For those of you who recall our wedding (or those who have heard Jodi and me speak at the engaged couples retreats around these parts), you may remember that the only detail I was specific about in the ceremony was the Old Testament reading, from the Book of Tobit, Chapter 8, verses 4-8. The back story, about the faithful but afflicted Tobit, his son Tobiah, a long-lost kinsman, and a cursed young bride, is retold in the novel Tobit’s Dog by Michael N. Richard.
Richard re-sets this ancient story as a mystery of sorts, set in the rural South during the Depression, and opens with a vignette of the titular canine visiting a local dump with his master, who is looking for discarded furniture to repair and sell. The dog is torn between the lure of his senses and the love of his master, but ultimately, chooses to follow and obey and is rewarded for it. It’s a compelling analogy to our relationship with God — but I was nervous: if the entire book were written in this way, it could be heavy-handed.
Thankfully, it isn’t. Instead, the opening scene sets the theme for the rest of the book, in which all of the major characters are conflicted in some way and are either moving toward their Master or further away.
Though the story is told in an easy and often humorous style, the subject matter is dark — the apparent mutilation and lynching of a teenage boy, rape and racism, and a tragic family cycle of alcoholism and abuse all figure into the tale, as does spiritual warfare as conducted by the old man’s unusual dog and a talented and world-wise traveling musician who may be Tobit’s cousin but doesn’t seem to be from “around here.”

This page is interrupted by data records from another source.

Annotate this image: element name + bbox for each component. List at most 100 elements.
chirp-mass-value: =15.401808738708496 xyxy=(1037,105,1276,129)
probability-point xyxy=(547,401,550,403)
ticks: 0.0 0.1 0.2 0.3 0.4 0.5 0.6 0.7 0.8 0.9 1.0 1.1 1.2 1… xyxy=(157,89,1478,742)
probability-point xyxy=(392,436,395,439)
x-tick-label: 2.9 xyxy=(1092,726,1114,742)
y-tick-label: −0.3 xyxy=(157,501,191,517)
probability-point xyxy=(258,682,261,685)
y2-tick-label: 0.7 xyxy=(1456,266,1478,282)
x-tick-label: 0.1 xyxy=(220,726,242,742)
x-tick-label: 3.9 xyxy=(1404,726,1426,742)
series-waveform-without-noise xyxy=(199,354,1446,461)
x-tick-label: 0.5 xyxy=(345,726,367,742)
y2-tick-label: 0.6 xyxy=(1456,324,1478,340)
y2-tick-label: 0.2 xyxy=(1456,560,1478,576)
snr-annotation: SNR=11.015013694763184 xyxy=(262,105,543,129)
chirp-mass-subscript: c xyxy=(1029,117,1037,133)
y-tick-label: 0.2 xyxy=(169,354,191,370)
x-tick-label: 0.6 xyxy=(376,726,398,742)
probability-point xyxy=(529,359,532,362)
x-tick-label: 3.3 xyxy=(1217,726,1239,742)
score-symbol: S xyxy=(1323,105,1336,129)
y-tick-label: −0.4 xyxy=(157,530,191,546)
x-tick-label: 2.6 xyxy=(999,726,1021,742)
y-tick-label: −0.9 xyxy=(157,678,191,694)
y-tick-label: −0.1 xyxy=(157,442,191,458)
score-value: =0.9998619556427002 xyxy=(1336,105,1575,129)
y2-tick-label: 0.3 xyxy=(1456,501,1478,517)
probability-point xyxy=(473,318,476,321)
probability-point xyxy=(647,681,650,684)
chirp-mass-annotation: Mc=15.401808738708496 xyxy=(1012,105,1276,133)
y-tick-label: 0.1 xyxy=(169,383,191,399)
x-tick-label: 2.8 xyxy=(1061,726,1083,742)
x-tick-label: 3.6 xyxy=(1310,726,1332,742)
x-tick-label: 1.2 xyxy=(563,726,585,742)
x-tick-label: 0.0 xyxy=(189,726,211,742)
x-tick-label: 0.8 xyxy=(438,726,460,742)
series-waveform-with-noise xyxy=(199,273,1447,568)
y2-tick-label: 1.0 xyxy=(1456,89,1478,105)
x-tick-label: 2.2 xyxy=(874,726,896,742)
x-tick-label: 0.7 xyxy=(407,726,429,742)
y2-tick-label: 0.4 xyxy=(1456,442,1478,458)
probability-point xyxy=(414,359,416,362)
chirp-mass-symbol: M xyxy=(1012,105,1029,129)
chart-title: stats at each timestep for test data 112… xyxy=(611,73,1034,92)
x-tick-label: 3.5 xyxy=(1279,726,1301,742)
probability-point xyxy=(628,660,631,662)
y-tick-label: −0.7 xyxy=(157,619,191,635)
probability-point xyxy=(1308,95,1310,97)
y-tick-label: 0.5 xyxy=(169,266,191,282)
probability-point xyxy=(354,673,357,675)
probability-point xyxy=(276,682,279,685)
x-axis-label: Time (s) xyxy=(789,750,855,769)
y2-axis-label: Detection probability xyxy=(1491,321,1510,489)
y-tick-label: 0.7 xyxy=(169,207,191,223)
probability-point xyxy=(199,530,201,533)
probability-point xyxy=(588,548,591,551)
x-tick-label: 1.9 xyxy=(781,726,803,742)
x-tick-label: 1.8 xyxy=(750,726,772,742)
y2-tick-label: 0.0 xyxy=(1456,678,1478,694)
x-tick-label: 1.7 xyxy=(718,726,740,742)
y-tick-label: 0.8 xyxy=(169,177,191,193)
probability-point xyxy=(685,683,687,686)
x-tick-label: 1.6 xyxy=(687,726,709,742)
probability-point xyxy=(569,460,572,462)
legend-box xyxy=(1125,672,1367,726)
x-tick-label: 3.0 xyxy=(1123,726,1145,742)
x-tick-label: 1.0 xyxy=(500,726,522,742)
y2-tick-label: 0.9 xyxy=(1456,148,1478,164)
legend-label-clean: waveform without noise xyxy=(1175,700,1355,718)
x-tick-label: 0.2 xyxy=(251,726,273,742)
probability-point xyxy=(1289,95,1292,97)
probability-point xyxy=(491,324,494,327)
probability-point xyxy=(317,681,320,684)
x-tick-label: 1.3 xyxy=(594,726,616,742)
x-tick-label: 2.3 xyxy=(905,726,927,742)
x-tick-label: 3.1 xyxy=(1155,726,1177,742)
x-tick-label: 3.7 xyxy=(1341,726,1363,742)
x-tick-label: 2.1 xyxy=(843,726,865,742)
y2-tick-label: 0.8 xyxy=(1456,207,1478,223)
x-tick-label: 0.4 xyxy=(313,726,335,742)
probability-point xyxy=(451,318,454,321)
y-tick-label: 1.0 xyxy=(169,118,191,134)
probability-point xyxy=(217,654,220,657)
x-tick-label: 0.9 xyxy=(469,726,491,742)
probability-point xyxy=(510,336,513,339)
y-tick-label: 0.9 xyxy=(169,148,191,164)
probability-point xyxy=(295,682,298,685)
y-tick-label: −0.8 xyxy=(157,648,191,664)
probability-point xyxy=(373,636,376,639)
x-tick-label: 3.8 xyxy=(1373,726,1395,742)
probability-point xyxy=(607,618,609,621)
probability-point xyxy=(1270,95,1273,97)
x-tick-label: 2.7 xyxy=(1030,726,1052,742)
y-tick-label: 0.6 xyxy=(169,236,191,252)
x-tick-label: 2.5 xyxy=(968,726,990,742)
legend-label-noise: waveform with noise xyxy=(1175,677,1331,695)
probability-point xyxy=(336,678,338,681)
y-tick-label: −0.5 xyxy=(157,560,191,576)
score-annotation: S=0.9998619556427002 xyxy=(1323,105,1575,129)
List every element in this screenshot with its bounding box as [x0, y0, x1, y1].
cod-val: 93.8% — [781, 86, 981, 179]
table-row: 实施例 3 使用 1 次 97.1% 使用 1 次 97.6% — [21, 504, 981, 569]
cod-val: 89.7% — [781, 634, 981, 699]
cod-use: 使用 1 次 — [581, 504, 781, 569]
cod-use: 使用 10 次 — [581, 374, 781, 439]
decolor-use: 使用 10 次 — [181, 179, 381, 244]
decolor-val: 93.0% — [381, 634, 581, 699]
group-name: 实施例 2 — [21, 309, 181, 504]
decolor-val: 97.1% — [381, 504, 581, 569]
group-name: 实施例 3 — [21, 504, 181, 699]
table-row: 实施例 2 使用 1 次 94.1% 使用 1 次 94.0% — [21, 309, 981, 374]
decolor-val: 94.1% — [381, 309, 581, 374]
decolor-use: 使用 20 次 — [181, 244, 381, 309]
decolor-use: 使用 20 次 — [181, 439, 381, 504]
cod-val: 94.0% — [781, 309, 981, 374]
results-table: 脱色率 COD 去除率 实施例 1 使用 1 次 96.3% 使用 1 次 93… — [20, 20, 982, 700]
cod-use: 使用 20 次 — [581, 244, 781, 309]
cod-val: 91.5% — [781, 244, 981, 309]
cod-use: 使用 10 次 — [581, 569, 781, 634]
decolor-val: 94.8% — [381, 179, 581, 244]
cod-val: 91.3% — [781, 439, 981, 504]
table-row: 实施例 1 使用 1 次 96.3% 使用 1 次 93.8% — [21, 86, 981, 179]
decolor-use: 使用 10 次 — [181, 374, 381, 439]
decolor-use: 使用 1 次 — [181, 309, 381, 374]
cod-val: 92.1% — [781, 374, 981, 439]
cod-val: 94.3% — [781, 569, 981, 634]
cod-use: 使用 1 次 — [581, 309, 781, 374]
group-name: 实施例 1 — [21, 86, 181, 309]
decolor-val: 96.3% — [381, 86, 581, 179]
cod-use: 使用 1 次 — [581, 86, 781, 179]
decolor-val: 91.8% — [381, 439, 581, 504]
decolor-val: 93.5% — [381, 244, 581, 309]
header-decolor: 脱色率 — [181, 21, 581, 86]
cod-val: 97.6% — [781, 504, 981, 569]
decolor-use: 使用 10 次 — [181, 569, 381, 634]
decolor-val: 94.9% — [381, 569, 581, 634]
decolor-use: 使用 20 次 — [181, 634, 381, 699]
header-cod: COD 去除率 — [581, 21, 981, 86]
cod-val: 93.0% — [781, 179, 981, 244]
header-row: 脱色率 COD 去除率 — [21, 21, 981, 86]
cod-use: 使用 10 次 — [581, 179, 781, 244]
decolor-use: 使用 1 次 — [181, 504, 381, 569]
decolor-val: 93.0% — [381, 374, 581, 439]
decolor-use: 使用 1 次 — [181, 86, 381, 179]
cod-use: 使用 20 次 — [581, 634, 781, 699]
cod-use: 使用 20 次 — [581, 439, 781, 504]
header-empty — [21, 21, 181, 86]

It is a Catholic book, featuring Catholic characters living their Catholic faith, but you don’t have to be Catholic, or even Christian, to follow the tale or enjoy it — and in fact, nearly all of the characters find themselves questioning their faith and why bad things happen to good folks. As a bonus, for those who know the Book of Tobit or the three archangels named in Scripture and celebrated today, there is a strong connection between the book and today’s feast — but that’s probably more fun to uncover after the fact. As for the novel, I recommend it highly!